Le tribunal de Paris a débouté le 28 février dernier six organisations non-gouvernementales (ONG) françaises et ougandaises qui poursuivaient TotalEnergies au nom du « devoir de vigilance des multinationales », d’après une loi de 2017 relative aux impacts sociaux et environnementaux. Les Amis de la Terre et Survie, entre autres, dénonçaient les risques que font peser les projets du géant pétrolier français et du groupe China National Offshore Oil Corp (CNOOC) en Ouganda et en Tanzanie. La justice estime que les associations ont présenté à l’audience des griefs « substantiellement différents » de ceux formulés en 2019. Les plaignants pourraient faire appel. Et aux États-Unis, des ONG attaquent en justice Marsh Insurance pour qu’il renonce à assurer le pipeline.
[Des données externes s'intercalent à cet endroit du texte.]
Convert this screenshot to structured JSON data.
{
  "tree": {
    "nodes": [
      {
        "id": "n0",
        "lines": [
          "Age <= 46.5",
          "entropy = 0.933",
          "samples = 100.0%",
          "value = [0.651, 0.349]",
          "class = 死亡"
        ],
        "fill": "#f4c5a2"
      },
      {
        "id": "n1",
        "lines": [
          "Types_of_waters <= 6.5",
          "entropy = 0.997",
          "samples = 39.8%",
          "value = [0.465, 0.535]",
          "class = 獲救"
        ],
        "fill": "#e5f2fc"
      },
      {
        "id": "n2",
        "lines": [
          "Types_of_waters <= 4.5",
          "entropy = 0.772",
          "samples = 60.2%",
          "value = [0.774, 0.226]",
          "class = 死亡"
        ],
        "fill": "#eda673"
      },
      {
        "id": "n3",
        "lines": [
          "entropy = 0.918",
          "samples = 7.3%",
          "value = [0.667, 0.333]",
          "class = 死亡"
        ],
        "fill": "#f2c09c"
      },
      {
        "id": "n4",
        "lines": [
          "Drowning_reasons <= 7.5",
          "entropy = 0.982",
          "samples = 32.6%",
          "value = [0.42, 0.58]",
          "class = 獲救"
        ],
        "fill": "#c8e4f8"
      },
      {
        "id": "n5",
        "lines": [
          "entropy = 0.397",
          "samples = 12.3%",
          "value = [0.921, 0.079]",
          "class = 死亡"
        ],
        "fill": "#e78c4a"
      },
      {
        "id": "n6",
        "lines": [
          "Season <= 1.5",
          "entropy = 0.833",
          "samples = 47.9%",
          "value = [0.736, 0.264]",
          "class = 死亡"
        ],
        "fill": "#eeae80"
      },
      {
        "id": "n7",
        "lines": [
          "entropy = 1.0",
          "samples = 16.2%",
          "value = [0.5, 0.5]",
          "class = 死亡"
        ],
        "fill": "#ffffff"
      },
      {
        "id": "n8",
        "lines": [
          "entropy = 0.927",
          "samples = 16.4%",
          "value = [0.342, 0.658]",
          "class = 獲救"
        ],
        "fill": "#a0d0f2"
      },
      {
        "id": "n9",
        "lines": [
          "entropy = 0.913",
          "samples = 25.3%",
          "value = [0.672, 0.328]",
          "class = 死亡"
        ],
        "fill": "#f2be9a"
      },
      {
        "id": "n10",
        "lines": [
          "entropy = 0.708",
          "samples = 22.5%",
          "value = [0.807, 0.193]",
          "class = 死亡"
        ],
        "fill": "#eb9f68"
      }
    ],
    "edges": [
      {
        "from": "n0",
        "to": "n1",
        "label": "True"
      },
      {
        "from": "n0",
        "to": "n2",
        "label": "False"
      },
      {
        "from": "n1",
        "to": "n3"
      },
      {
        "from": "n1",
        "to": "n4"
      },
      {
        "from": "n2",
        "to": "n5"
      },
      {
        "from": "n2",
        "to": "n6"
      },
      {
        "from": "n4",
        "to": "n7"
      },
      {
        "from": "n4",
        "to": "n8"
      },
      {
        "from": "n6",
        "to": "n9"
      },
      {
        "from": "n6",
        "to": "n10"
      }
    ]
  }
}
Les réserves de pétrole dans la région ougandaise du lac Albert sont estimées à 6,5 milliards de barils, dont 1,4 milliard jugé exploitable. En février 2022, le président Yoweri Museveni et le PDG de TotalEnergies, Patrick Pouyanné, ont signé un contrat à 10 milliards d’euros portant sur l’extraction de 200 000 barils par jour, qui seront ensuite exportés via l’East African Crude Oil Pipeline (EACOP), oléoduc chauffé de 1 445 km, jusqu’au port de Tanga en Tanzanie.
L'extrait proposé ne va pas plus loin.